You made me feel sane. And listened to. And valuable.
And maybe I will let you read this someday — maybe when I stop longing for your messages, maybe when I stop waiting for you to watch my stories.
But for now, I thought I’d just write this down.
I have this dream you’re doing cool shit
Having adventures on your own
You meet some woman on the internet and take her home
We never painted by the numbers, baby
But we were making it count
You know the greatest loves of all time are over now
I thought it would have been possible for us to have the adventures — the hikes, the dives, the meandering amongst greeneries in public parks.
And now it fills me with dread that you might do the same with someone else; with whose fingers you’ll intertwine yours; on whose head you’ll rest your chin as you drift to sleep.
But still — perhaps it was good that it ended when it did. You made me happy up close, you make me happy from afar.
But it was probably just not meant to be.

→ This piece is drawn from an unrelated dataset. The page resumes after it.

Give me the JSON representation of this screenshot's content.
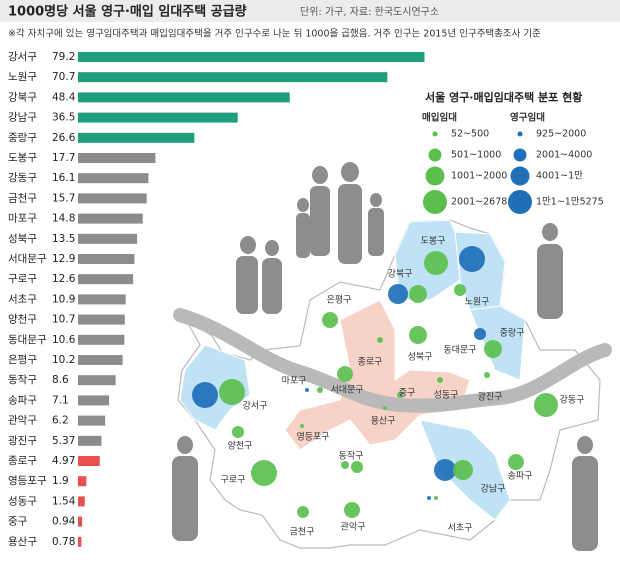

I, I, I persist and resist the temptation to ask you
If one thing had been different
Would everything be different today?
You know, I never asked you, and I don’t plan on doing so. It fills me with a kind of certainty to my gut — if things had been different; if one thing wasn’t the same; if you or I were born to a different world, things would have been different today.
And for now, all I have are wishes of how things could have been. How life would have become.
And I’m unhappy.
But at least I knew we were different very early on. I just wished I didn’t hope too much that we would intersect.
Then maybe I wouldn’t be pining for you, after all this time.
x x x
And it would’ve been sweet
If it could’ve been me
I don’t know if you believe in an afterlife, of where people go when they leave this earth, and what happens to their souls.
But maybe, hopefully, in another universe where things are different; in another life where I could choose you, you could have been the one.
It could have been me.
—–
So, hey. You.
I hope you’re okay.
And also, I just wanted to let you know.